(1.) THIS application is for waiver of pre -deposit of duty of Rs. 1,05,12,925/ - and penalty of Rs. 50 lakhs. We have heard Shri Sridharan appearing along with Shri Vishwanathan for the applicants and Shri A.K. Jain for the Revenue.
(2.) THE applicants imported a number of consignments of polyols and isocyanates without payment of duty in terms of notification 72/91 -Cus as amended. The condition for such import were that the goods would be used in the manufacture of thermoplastic polyurethane and that within three months or the extended period as the customs allow, the end use should be furnished to the Customs authorities. The imports were made during the period February, 1992 to June, 1993. show cause notice dated 10/02/2000 alleged that the imported goods were not used for the manufacture of the listed end product. A technical opinion given by the Dy. Chief Chemist was cited to the effect that the sample of the final products showed characteristics of rigid foam and could not be called as thermoplastic polyurethane. The duty as cited above was demanded without quoting the relevant section of the customs Act, 1962. Allegation was made that the goods earlier imported were liable to confiscation in terms of Section 111(o) of the Act. After hearing the importers the Commissioner passed orders confirming the duty and imposing the penalty as cited above. He observed that although the assessees had stated that the bond for each individual consignment had been discharged on the end -use certificate being shown the assessees had filed to place before him such evidence. In dealing with the plea of limitation under the Customs Act, 1962 he observed that time limit did not apply in view of the deliberate intention to evade payment of duty. He also mentioned that in terms of the bond/undertaking the demand could be made. For imposition of fine he cited the Supreme Court judgment in the case of Weston Components Ltd. v. CC, New Delhi 2000 (115) ELT 278. He discounted the certificate given by the appellants form Shriram Institute has got in their favour. Hence the appeal and the applications.

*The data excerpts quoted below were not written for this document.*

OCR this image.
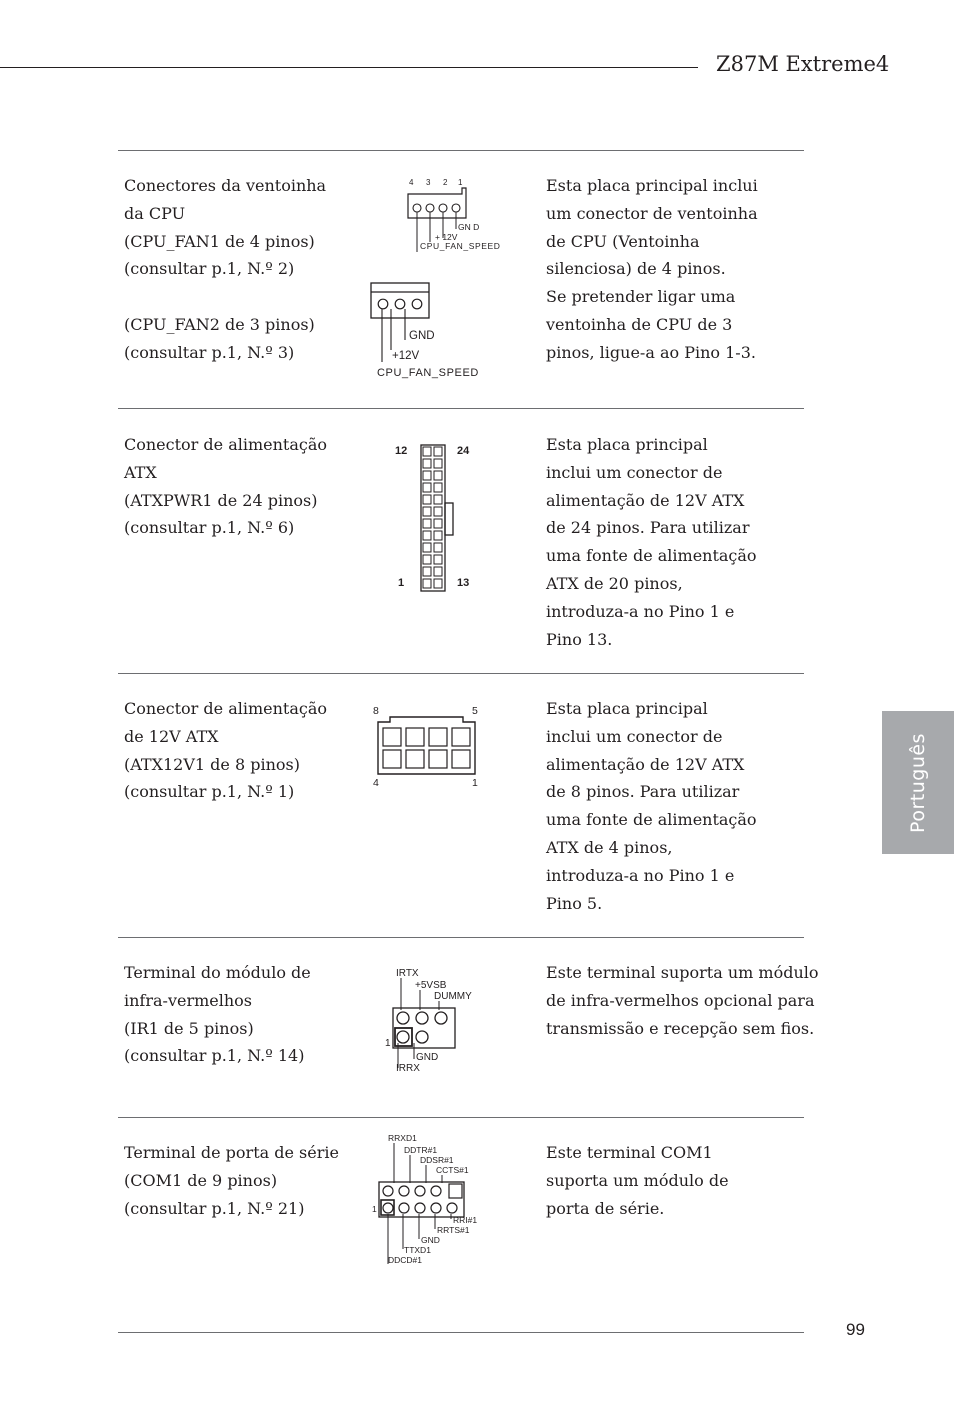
Z87M Extreme4
Português
Conectores da ventoinha
da CPU
(CPU_FAN1 de 4 pinos)
(consultar p.1, N.º 2)
(CPU_FAN2 de 3 pinos)
(consultar p.1, N.º 3)
Esta placa principal inclui
um conector de ventoinha
de CPU (Ventoinha
silenciosa) de 4 pinos.
Se pretender ligar uma
ventoinha de CPU de 3
pinos, ligue-a ao Pino 1-3.
4 3 2 1
GN D
+ 12V
CPU_FAN_SPEED
GND
+12V
CPU_FAN_SPEED
Conector de alimentação
ATX
(ATXPWR1 de 24 pinos)
(consultar p.1, N.º 6)
Esta placa principal
inclui um conector de
alimentação de 12V ATX
de 24 pinos. Para utilizar
uma fonte de alimentação
ATX de 20 pinos,
introduza-a no Pino 1 e
Pino 13.
12	24
1	13
Conector de alimentação
de 12V ATX
(ATX12V1 de 8 pinos)
(consultar p.1, N.º 1)
Esta placa principal
inclui um conector de
alimentação de 12V ATX
de 8 pinos. Para utilizar
uma fonte de alimentação
ATX de 4 pinos,
introduza-a no Pino 1 e
Pino 5.
8	5
4	1
Terminal do módulo de
infra-vermelhos
(IR1 de 5 pinos)
(consultar p.1, N.º 14)
Este terminal suporta um módulo
de infra-vermelhos opcional para
transmissão e recepção sem fios.
IRTX
+5VSB
DUMMY
1
GND
IRRX
Terminal de porta de série
(COM1 de 9 pinos)
(consultar p.1, N.º 21)
Este terminal COM1
suporta um módulo de
porta de série.
RRXD1
DDTR#1
DDSR#1
CCTS#1
1
RRI#1
RRTS#1
GND
TTXD1
DDCD#1
99
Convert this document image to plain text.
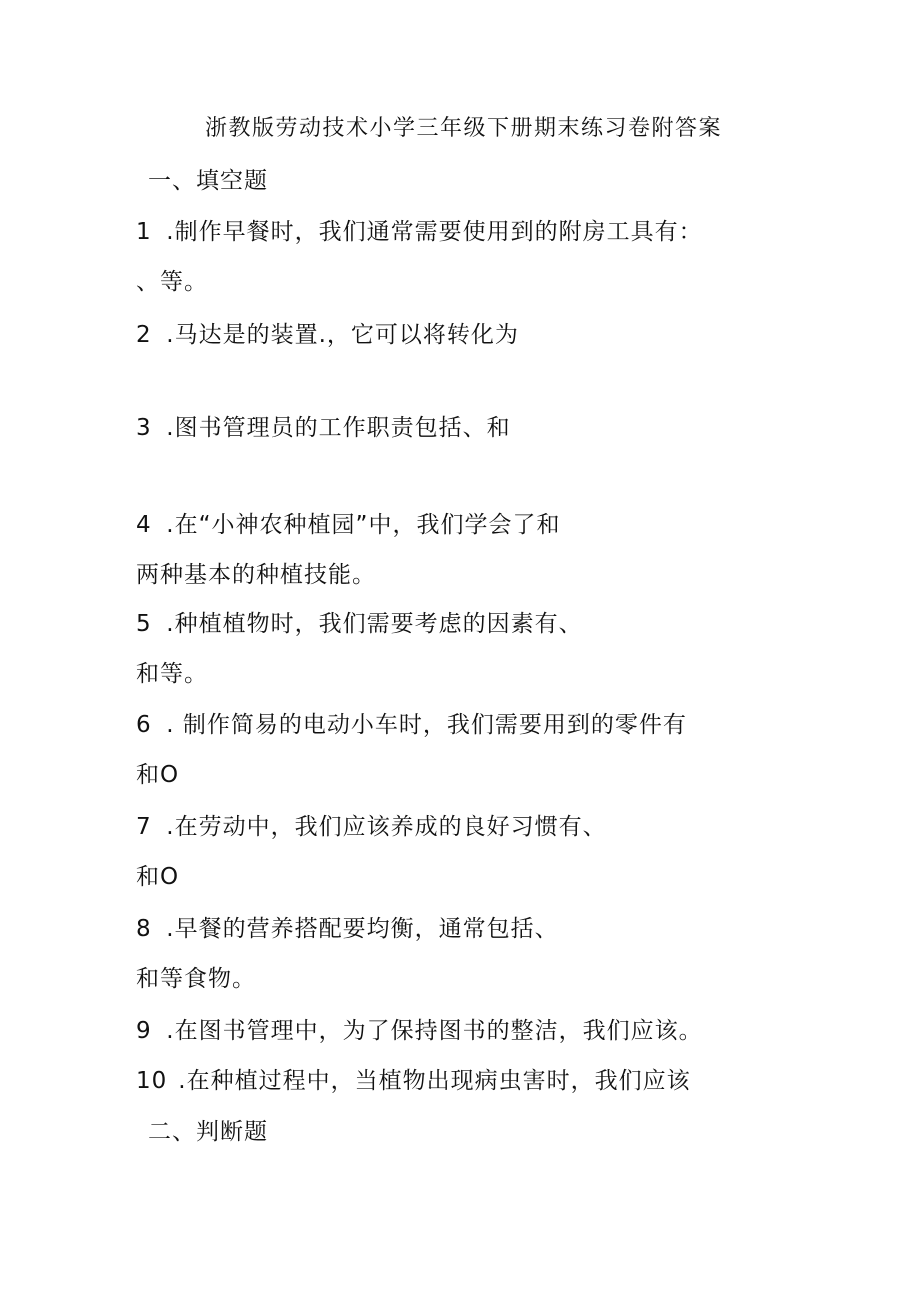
浙教版劳动技术小学三年级下册期末练习卷附答案
一、填空题
1 .制作早餐时，我们通常需要使用到的附房工具有：
、等。
2 .马达是的装置.，它可以将转化为
3 .图书管理员的工作职责包括、和
4 .在“小神农种植园”中，我们学会了和
两种基本的种植技能。
5 .种植植物时，我们需要考虑的因素有、
和等。
6 . 制作简易的电动小车时，我们需要用到的零件有
和O
7 .在劳动中，我们应该养成的良好习惯有、
和O
8 .早餐的营养搭配要均衡，通常包括、
和等食物。
9 .在图书管理中，为了保持图书的整洁，我们应该。
10 .在种植过程中，当植物出现病虫害时，我们应该
二、判断题
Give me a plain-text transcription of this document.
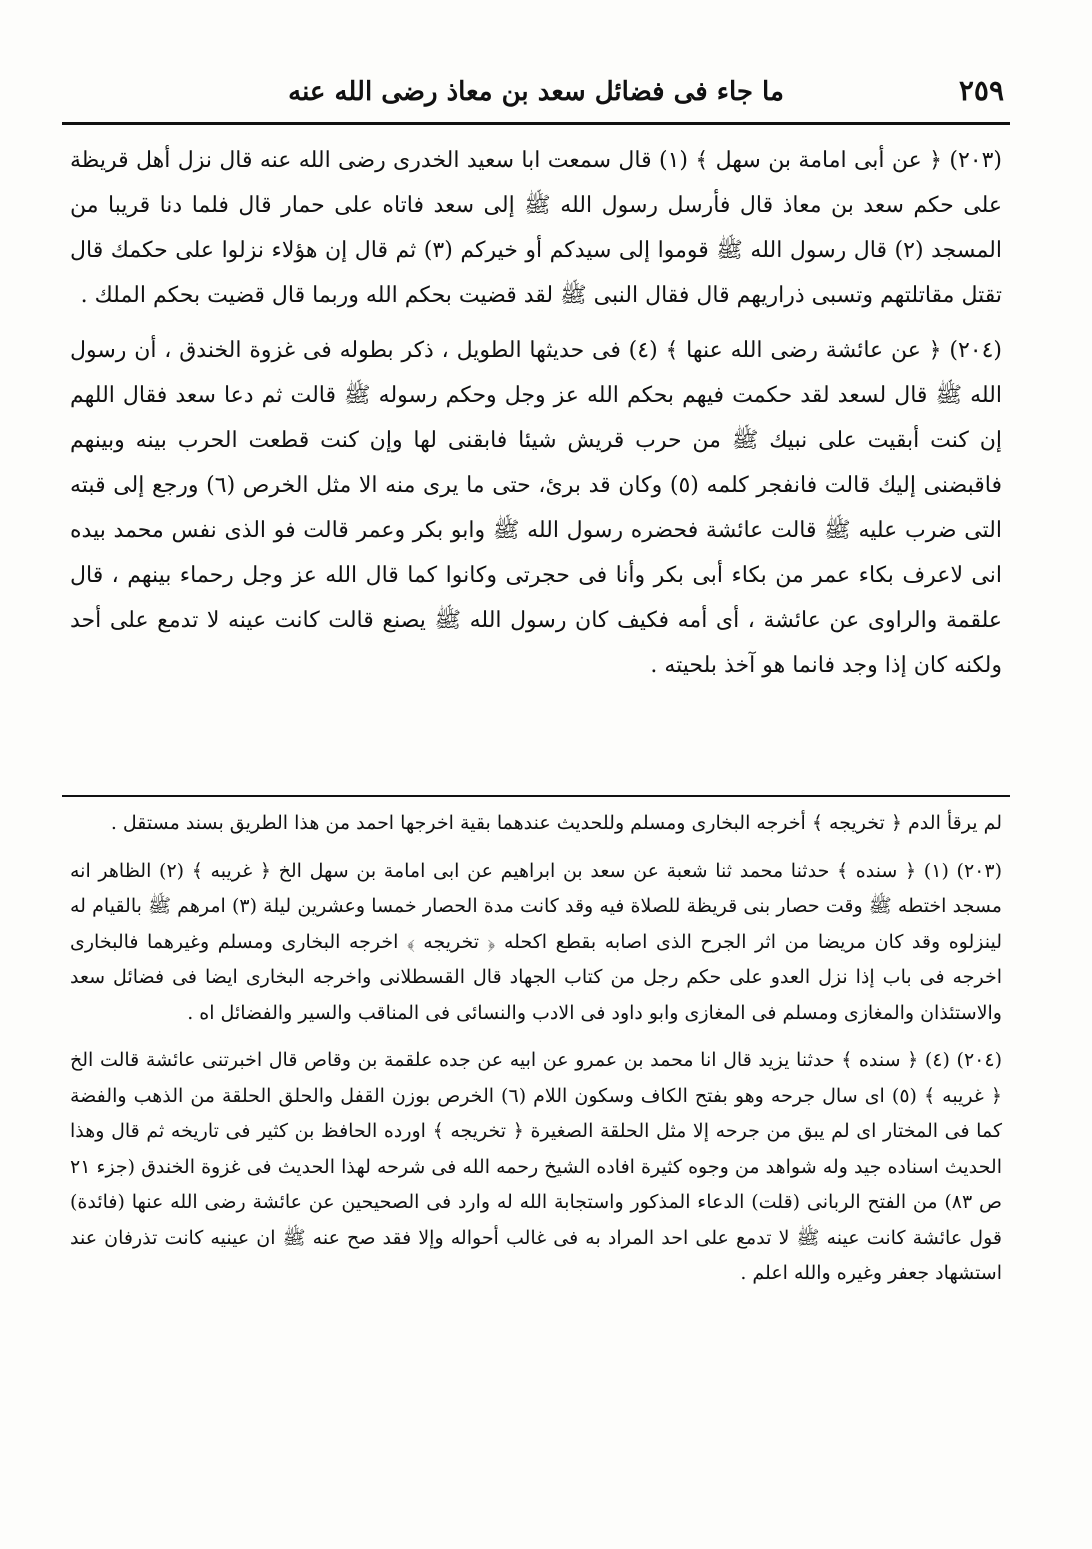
٢٥٩
ما جاء فى فضائل سعد بن معاذ رضى الله عنه

(٢٠٣) ﴿ عن أبى امامة بن سهل ﴾ (١) قال سمعت ابا سعيد الخدرى رضى الله عنه قال نزل أهل قريظة على حكم سعد بن معاذ قال فأرسل رسول الله ﷺ إلى سعد فاتاه على حمار قال فلما دنا قريبا من المسجد (٢) قال رسول الله ﷺ قوموا إلى سيدكم أو خيركم (٣) ثم قال إن هؤلاء نزلوا على حكمك قال تقتل مقاتلتهم وتسبى ذراريهم قال فقال النبى ﷺ لقد قضيت بحكم الله وربما قال قضيت بحكم الملك .

(٢٠٤) ﴿ عن عائشة رضى الله عنها ﴾ (٤) فى حديثها الطويل ، ذكر بطوله فى غزوة الخندق ، أن رسول الله ﷺ قال لسعد لقد حكمت فيهم بحكم الله عز وجل وحكم رسوله ﷺ قالت ثم دعا سعد فقال اللهم إن كنت أبقيت على نبيك ﷺ من حرب قريش شيئا فابقنى لها وإن كنت قطعت الحرب بينه وبينهم فاقبضنى إليك قالت فانفجر كلمه (٥) وكان قد برئ، حتى ما يرى منه الا مثل الخرص (٦) ورجع إلى قبته التى ضرب عليه ﷺ قالت عائشة فحضره رسول الله ﷺ وابو بكر وعمر قالت فو الذى نفس محمد بيده انى لاعرف بكاء عمر من بكاء أبى بكر وأنا فى حجرتى وكانوا كما قال الله عز وجل رحماء بينهم ، قال علقمة والراوى عن عائشة ، أى أمه فكيف كان رسول الله ﷺ يصنع قالت كانت عينه لا تدمع على أحد ولكنه كان إذا وجد فانما هو آخذ بلحيته .

لم يرقأ الدم ﴿ تخريجه ﴾ أخرجه البخارى ومسلم وللحديث عندهما بقية اخرجها احمد من هذا الطريق بسند مستقل .

(٢٠٣) (١) ﴿ سنده ﴾ حدثنا محمد ثنا شعبة عن سعد بن ابراهيم عن ابى امامة بن سهل الخ ﴿ غريبه ﴾ (٢) الظاهر انه مسجد اختطه ﷺ وقت حصار بنى قريظة للصلاة فيه وقد كانت مدة الحصار خمسا وعشرين ليلة (٣) امرهم ﷺ بالقيام له لينزلوه وقد كان مريضا من اثر الجرح الذى اصابه بقطع اكحله ﴿ تخريجه ﴾ اخرجه البخارى ومسلم وغيرهما فالبخارى اخرجه فى باب إذا نزل العدو على حكم رجل من كتاب الجهاد قال القسطلانى واخرجه البخارى ايضا فى فضائل سعد والاستئذان والمغازى ومسلم فى المغازى وابو داود فى الادب والنسائى فى المناقب والسير والفضائل اه .

(٢٠٤) (٤) ﴿ سنده ﴾ حدثنا يزيد قال انا محمد بن عمرو عن ابيه عن جده علقمة بن وقاص قال اخبرتنى عائشة قالت الخ ﴿ غريبه ﴾ (٥) اى سال جرحه وهو بفتح الكاف وسكون اللام (٦) الخرص بوزن القفل والحلق الحلقة من الذهب والفضة كما فى المختار اى لم يبق من جرحه إلا مثل الحلقة الصغيرة ﴿ تخريجه ﴾ اورده الحافظ بن كثير فى تاريخه ثم قال وهذا الحديث اسناده جيد وله شواهد من وجوه كثيرة افاده الشيخ رحمه الله فى شرحه لهذا الحديث فى غزوة الخندق (جزء ٢١ ص ٨٣) من الفتح الربانى (قلت) الدعاء المذكور واستجابة الله له وارد فى الصحيحين عن عائشة رضى الله عنها (فائدة) قول عائشة كانت عينه ﷺ لا تدمع على احد المراد به فى غالب أحواله وإلا فقد صح عنه ﷺ ان عينيه كانت تذرفان عند استشهاد جعفر وغيره والله اعلم .
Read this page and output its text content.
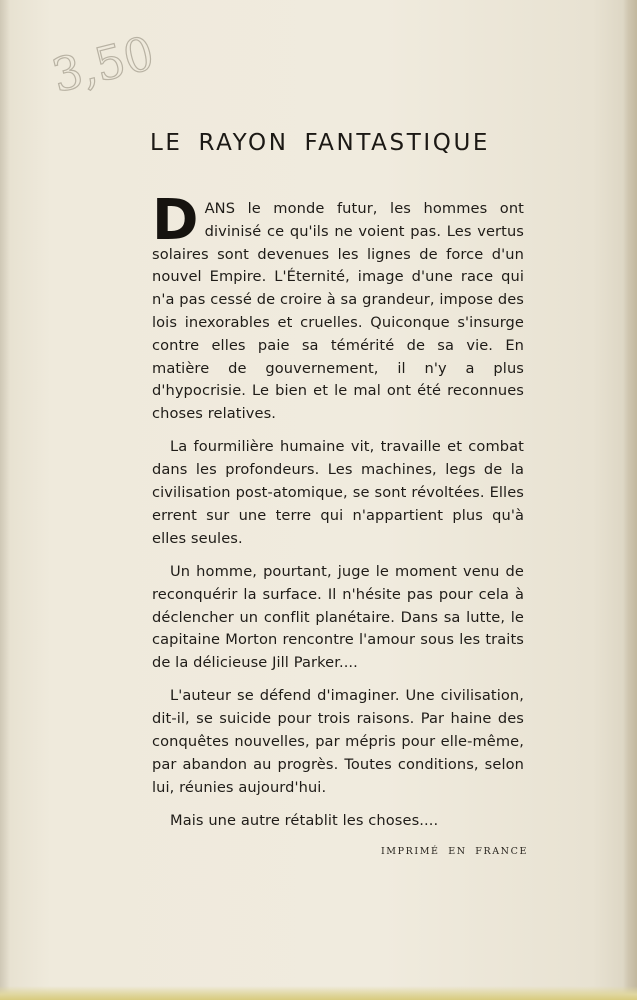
3,50
LE RAYON FANTASTIQUE

DANS le monde futur, les hommes ont divinisé ce qu'ils ne voient pas. Les vertus solaires sont devenues les lignes de force d'un nouvel Empire. L'Éternité, image d'une race qui n'a pas cessé de croire à sa grandeur, impose des lois inexorables et cruelles. Quiconque s'insurge contre elles paie sa témérité de sa vie. En matière de gouvernement, il n'y a plus d'hypocrisie. Le bien et le mal ont été reconnues choses relatives.

La fourmilière humaine vit, travaille et combat dans les profondeurs. Les machines, legs de la civilisation post-atomique, se sont révoltées. Elles errent sur une terre qui n'appartient plus qu'à elles seules.

Un homme, pourtant, juge le moment venu de reconquérir la surface. Il n'hésite pas pour cela à déclencher un conflit planétaire. Dans sa lutte, le capitaine Morton rencontre l'amour sous les traits de la délicieuse Jill Parker....

L'auteur se défend d'imaginer. Une civilisation, dit-il, se suicide pour trois raisons. Par haine des conquêtes nouvelles, par mépris pour elle-même, par abandon au progrès. Toutes conditions, selon lui, réunies aujourd'hui.

Mais une autre rétablit les choses....

IMPRIMÉ EN FRANCE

(3.) IN terms of Section 28(1) of the Customs Act, 1962 the demand is clearly hit by limitation. As regards the observation of the Commissioner that the demand could be enforce in terms of the bond/undertaking, we find that the details of such bonds/undertaking are not given in the show cause notice at all. The show cause notice gives details of 24 imports along with the bills of entry numbers, etc. It is presumed that in the case of each importation the assessee had given a bond. If the Commissioner was of the view that the promise made under those bond could be invoked and put to test it was required to show the details of the bond. It was the case of the assessee that in each case the bonds were discharged. In view of the time that elapsed they were not able to furnish the proof. We observe that both sides lack the vital documents on which such large amount of duty is sought to be confirmed. At the stage of hearing of the Stay applications this benefits the applicants more.